Hadoop: We can use the latest version of Apache Hadoop 2.x or Cloudera CDH5.x

2.2. Configure & Setup Platform

If you are using Windows/Mac OS you can create virtual machine and install Ubuntu using VMWare Player, alternatively, you can create virtual machine and install Ubuntu using Oracle Virtual Box

2.3. Software you need to install before installing Hadoop

I. Install Java 8

a) Install Python Software Properties

Before adding java repositories we have to first download python-software-properties. In order to get python software properties installed, we need to download it and get it installed by executing below commands in a terminal:

 sudo apt-get install python-software-properties

NOTE: On executing the above command. We need to enter the password because in order to successfully install the Python software properties we need root privileges since we are using “sudo” command. In order to perform any installation or configuration of any software we always need root privileges.

b) Add Repository

Now we need to Add Repository. Surely a question had arrived in your mind that what is a Repository? The repository is simply a collection of list of software for a Linux distribution on a server from where we can easily get the software download and installed using “apt-get” command in Linux OS. So, in this step, we will add a repository manually so that Ubuntu can easily install the Java. To add a Java repositories we will use the following command:

 sudo add-apt-repository ppa:webupd8team/java

Now you need to Press [Enter] button to continue installation.

c) Update the source list

The source list is the location from where Ubuntu download and install the software and also the software gets updated here. It is a good practice to update the source list periodically if we are going to install a new package/software or getting any previously installed software updated. Doing so will make the changes get easily saved and while using the software we will not face any problem. To get the source list updated we need to execute the below command:

 sudo apt-get update

On Executing the above command source list of Ubuntu gets updated.

d) Install Java

As we know that the framework of Hadoop is written in Java. Hence it requires Java to be installed. So, let’s begin by installing Java. In order to install Java, firstly we need to download it and then we will be able to install the Java. So to download and install Java we need to use the below command:

 sudo apt-get install oracle-java8-installer

On executing this command Java gets automatically start downloading and gets installed.

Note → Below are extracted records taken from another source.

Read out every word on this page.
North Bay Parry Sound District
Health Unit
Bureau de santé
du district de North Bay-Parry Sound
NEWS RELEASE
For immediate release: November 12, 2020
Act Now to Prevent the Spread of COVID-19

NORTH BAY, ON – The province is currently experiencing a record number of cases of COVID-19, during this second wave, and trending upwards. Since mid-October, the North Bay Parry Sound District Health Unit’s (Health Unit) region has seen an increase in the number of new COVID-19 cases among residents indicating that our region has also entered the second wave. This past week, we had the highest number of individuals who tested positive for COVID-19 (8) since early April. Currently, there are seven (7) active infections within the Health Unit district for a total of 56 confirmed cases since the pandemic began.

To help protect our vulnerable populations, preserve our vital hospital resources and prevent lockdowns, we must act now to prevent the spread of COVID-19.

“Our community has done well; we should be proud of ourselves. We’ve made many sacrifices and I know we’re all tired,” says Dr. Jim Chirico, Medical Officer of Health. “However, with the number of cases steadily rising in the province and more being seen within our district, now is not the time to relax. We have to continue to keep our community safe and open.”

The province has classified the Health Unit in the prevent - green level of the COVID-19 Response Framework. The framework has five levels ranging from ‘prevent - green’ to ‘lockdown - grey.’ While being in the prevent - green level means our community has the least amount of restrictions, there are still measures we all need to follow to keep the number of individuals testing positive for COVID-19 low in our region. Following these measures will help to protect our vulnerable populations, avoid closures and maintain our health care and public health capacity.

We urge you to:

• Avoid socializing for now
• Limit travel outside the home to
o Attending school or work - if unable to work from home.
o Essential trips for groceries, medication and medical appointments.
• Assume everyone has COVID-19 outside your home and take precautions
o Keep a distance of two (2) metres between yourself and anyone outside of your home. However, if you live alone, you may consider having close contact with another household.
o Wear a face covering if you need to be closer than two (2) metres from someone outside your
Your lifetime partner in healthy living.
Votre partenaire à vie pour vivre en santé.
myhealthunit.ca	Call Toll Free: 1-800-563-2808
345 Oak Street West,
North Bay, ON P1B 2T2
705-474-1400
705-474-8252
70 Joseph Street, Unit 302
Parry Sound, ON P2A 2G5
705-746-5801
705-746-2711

To check whether installation procedure gets successfully completed and a completely working Java is installed or not and to know the version of Java installed we have to use the below command:

 java -version

II. Configure SSH

In order to get a login to remote machine secured shell (SSH) is used. Means we can login to a remote machine using SSH. SSH setup is required to perform different operations on a cluster such as starting, stopping, distributed daemon shell operations. So to work seamlessly, SSH needs to be setup to allow password-less login for the Hadoop user from machines in the cluster. So in order to allow password-less login for the Hadoop user from machines in the cluster, we need to configure password less SSH. Password-less SSH setup is required for remote script invocation. And automatically the daemons get started by the master remotely on slaves.

a) Install Open SSH Server-Client

In order to get a remote login, we need to use these SSH tools.

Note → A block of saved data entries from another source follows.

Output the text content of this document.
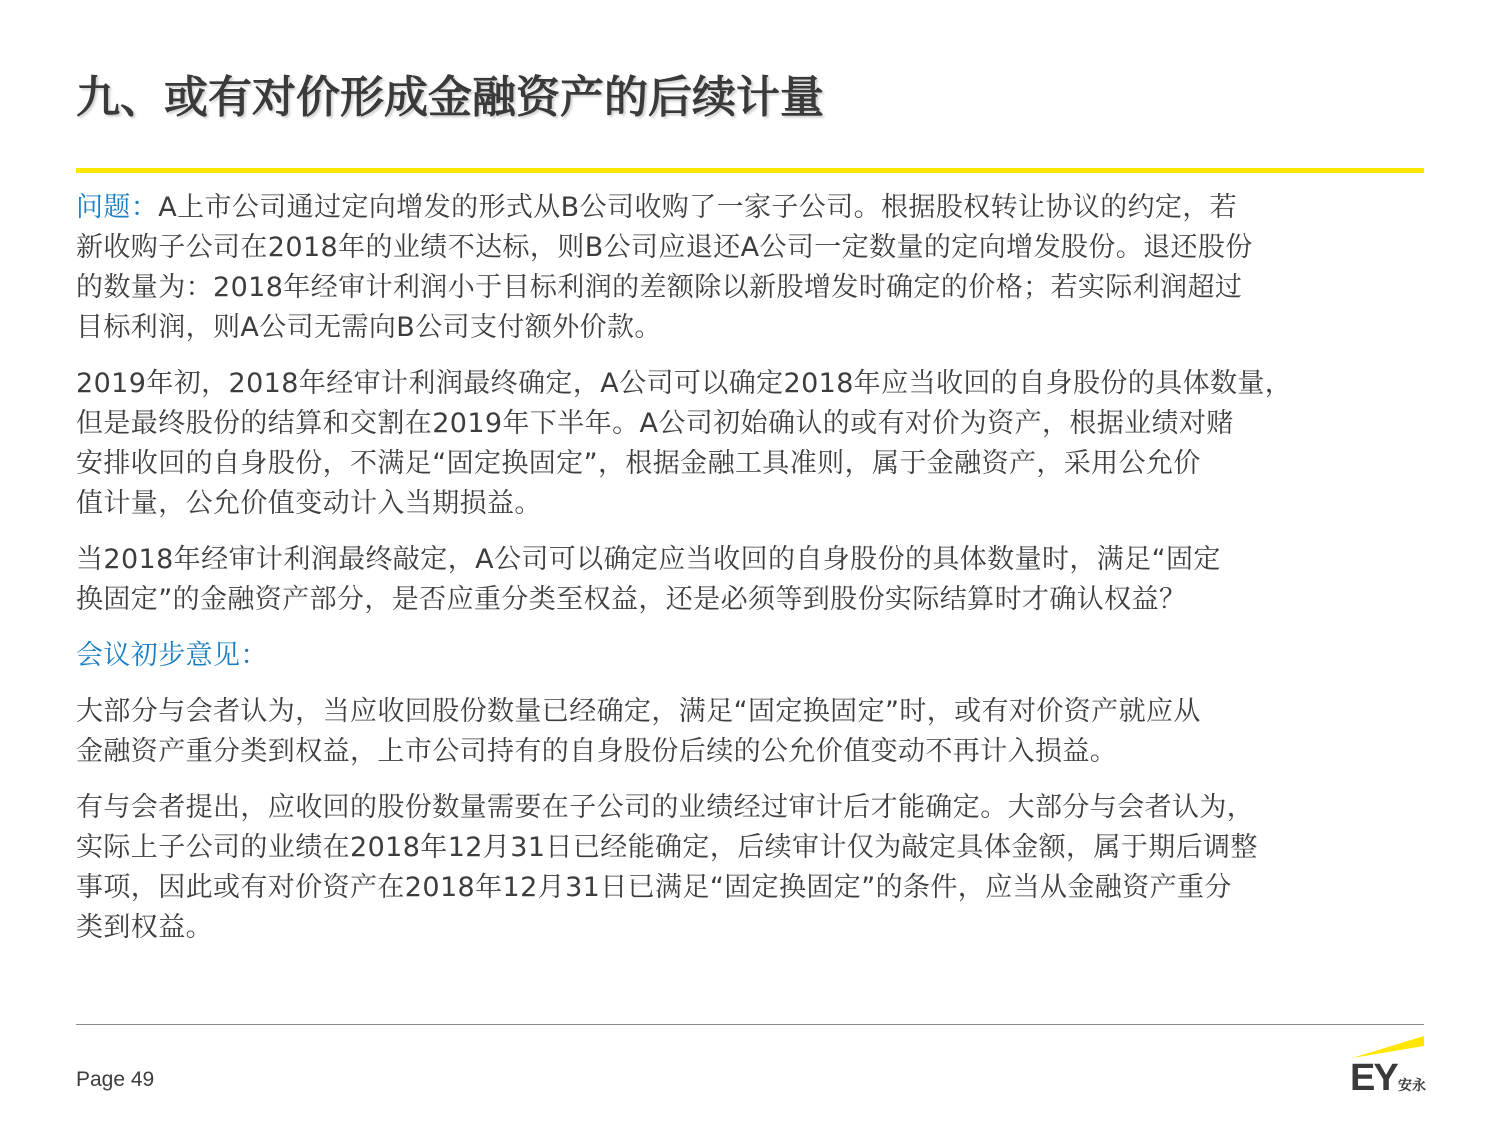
九、或有对价形成金融资产的后续计量

问题：A上市公司通过定向增发的形式从B公司收购了一家子公司。根据股权转让协议的约定，若
新收购子公司在2018年的业绩不达标，则B公司应退还A公司一定数量的定向增发股份。退还股份
的数量为：2018年经审计利润小于目标利润的差额除以新股增发时确定的价格；若实际利润超过
目标利润，则A公司无需向B公司支付额外价款。

2019年初，2018年经审计利润最终确定，A公司可以确定2018年应当收回的自身股份的具体数量，
但是最终股份的结算和交割在2019年下半年。A公司初始确认的或有对价为资产，根据业绩对赌
安排收回的自身股份，不满足“固定换固定”，根据金融工具准则，属于金融资产，采用公允价
值计量，公允价值变动计入当期损益。

当2018年经审计利润最终敲定，A公司可以确定应当收回的自身股份的具体数量时，满足“固定
换固定”的金融资产部分，是否应重分类至权益，还是必须等到股份实际结算时才确认权益？

会议初步意见：

大部分与会者认为，当应收回股份数量已经确定，满足“固定换固定”时，或有对价资产就应从
金融资产重分类到权益，上市公司持有的自身股份后续的公允价值变动不再计入损益。

有与会者提出，应收回的股份数量需要在子公司的业绩经过审计后才能确定。大部分与会者认为，
实际上子公司的业绩在2018年12月31日已经能确定，后续审计仅为敲定具体金额，属于期后调整
事项，因此或有对价资产在2018年12月31日已满足“固定换固定”的条件，应当从金融资产重分
类到权益。

Page 49	EY 安永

 sudo apt-get install openssh-server openssh-client

b) Generate Key Pairs

By this public and private key pair gets generated, which we can use for authentication.

 ssh-keygen -t rsa -P ""

Note: Now a message will appear to enter the file in which you want to save the key (/home/hdadmin/.ssh/id_rsa): we don’t need to specify any path just leave it as it is and press “Enter”. Doing this will make it available on the default path i.e. “.ssh”. The default path can be known by using command “$ls .ssh/” and we can see that two files are generated “id_rsa” and “id_rsa.pub”.  “id_rsa” is a private key and “id_rsa.pub” is a public key.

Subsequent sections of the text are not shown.